The Longhorns get the talent, but struggle to develop their players. Could Briles have developed top-rated Garrett Gilbert into the greatest Texas quarterback ever? That's a good, but drastic, question.
The Longhorns have also had several top players transfer, including Rivals.com's third-best quarterback from 2010, Connor Wood, and heavily recruited quarterback Connor Brewer, from the class of 2011. Either player could have made an impact for the 'Horns in 2013 when quarterback David Ash went out with an injury.
Briles and Baylor are on the rise. Even though his defense's have been historically mediocre, the Bears ranked 21st in the nation in points allowed this season. However, giving up 52 points to Central Florida in the Tostito's Fiesta Bowl wasn't something to write home about.

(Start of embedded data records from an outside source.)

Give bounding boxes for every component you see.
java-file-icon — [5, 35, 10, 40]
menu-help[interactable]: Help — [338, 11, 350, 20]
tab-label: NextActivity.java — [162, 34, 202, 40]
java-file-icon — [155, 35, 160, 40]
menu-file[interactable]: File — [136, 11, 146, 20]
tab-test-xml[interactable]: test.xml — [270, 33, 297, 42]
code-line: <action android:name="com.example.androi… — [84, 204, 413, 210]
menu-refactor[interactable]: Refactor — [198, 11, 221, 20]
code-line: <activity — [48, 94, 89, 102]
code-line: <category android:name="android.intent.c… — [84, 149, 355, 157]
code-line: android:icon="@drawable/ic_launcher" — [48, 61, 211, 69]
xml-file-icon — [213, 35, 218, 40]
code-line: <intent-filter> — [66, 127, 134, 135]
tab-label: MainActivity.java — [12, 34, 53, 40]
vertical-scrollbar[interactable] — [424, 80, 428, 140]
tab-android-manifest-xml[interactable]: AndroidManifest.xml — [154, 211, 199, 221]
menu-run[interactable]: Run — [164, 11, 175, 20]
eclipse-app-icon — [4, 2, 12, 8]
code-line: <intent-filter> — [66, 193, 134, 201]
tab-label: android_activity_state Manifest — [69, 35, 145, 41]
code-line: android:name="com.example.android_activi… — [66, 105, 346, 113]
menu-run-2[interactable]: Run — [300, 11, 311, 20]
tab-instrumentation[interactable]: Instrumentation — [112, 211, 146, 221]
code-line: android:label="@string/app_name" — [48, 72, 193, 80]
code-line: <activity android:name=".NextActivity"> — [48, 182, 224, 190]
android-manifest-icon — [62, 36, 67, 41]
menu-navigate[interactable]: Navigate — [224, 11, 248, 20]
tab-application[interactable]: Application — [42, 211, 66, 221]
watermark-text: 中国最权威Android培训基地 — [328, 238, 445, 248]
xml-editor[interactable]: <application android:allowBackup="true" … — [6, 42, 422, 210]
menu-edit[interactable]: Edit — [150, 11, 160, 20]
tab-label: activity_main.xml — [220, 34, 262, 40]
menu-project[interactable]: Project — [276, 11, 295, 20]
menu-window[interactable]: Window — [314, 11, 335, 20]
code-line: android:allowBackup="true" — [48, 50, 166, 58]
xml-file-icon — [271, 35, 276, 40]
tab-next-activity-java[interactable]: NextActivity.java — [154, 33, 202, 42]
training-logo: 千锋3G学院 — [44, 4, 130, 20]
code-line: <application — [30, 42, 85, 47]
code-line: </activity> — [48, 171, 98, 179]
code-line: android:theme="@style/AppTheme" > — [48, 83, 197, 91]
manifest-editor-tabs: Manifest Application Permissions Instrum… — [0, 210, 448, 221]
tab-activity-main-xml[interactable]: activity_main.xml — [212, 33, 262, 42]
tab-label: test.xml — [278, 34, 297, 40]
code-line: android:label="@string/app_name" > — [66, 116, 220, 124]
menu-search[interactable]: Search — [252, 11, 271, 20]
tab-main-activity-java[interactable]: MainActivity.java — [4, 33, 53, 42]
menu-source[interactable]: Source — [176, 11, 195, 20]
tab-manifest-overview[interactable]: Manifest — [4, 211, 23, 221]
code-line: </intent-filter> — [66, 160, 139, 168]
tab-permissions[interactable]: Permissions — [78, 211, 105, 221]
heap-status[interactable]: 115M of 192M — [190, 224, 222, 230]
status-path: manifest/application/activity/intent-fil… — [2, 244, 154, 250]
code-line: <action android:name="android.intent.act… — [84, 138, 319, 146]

Finally, what discipline would Briles install if at Texas? Baylor doesn't have much, Bears running back Glasco Martin alluded to in a tweet minutes after after he didn't touch the ball much in the Fiesta Bowl:
Lmao did I get suspended and didn't know it??— Glasco Martin IV (@Glasco_IV) January 2, 2014
That's not something a football coach should want a player to tweet after a game. It questioned Briles' accountability and discipline. Texas should want a guy who players respect and fear, as any big-time program should want.
If Briles comes to Texas, he would have to hire a prolific defensive coordinator. Is Gene Chizik someone who's willing to come back to Austin? Maybe Briles would keep Greg Robinson on board. Surely, prominent defensive backs coach Duane Akina would keep his spot on coaching staff.
Hiring Briles is less of a gamble for Patterson, but will Briles leave Baylor after recently signing a contract extension through 2023, per college football insider Jeremy Fowler of CBS Sports?
Strong will bring back the Texas defense. With the right offensive coordinator in place, the offense could prosper. They key is whether or not Strong can recruit in Texas.
Briles will bring back the Texas offense. With the right defensive coordinator in place, there's no telling how complete the Longhorns could be for many years to come. The question is what Briles will do on the defensive side of the ball.